Não seria imprudente desde já afirmar que a estrutura das convicções de cada sujeito – na valência hermenêutica que tem – se determina, em seu jogo multívoco porque não solipsista, como o âmbito central do processo de justificação da positividade através do vivenciamento hermenêutico dos intérpretes. Isto porque negar a transcendentalidade e os elementos metafísicos do conhecimento jurídico significa ir além da busca por definir a melhor ontologia do direito não no modo das velhas disputas de jusnaturalistas e positivistas, mas sim no sentido da aceitação pelo intérprete daquilo mesmo que o direito é enquanto prática social.

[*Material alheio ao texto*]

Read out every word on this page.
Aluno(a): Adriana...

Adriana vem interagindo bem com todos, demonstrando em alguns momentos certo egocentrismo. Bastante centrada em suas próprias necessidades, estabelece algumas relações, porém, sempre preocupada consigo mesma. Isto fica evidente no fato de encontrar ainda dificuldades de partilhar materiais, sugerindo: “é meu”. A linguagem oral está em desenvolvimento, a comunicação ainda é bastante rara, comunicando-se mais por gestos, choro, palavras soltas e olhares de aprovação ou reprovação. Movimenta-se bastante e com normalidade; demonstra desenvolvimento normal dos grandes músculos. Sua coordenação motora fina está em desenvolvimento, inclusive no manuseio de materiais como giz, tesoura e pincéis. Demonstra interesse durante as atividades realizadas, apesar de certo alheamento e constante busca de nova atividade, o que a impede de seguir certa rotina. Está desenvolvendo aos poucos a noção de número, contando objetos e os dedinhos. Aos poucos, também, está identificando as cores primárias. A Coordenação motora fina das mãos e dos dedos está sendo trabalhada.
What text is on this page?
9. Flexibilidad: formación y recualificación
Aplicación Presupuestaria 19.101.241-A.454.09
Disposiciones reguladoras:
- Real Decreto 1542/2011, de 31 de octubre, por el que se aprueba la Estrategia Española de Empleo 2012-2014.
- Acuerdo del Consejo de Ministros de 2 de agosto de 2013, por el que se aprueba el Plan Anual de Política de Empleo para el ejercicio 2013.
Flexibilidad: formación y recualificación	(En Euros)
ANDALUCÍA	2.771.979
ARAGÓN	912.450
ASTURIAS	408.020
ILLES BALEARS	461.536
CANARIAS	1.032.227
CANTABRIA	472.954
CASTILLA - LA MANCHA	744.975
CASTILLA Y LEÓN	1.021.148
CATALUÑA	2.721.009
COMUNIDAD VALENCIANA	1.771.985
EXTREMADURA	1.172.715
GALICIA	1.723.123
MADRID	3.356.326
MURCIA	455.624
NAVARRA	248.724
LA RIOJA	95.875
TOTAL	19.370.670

Trata-se não de refutar um modelo de direito e reencontrar outro das profundezas da elucubração teórica individual de gênios da teoria, mas de, em se fazendo a própria prática pela positividade legitimada, encontrar o melhor nicho de aplicabilidade; do contrário, é muito provável que juízes passem a incorporar disposições próprias de congressistas eleitos pelo povo. Nisto se justifica a tarefa necessária da melhor justificação do direito positivo, legitimando-o mesmo que numa simples fundamentação decisória ou em discursos doutrinários mais imaginativos e criativos porque situados na vivência coletiva de seus leitores. Legitimar a positividade, neste esteio, implica necessariamente entrever o texto legal por sua matéria de princípio; por aquilo que corresponde enquanto direitos comunalmente concebidos como existentes per si.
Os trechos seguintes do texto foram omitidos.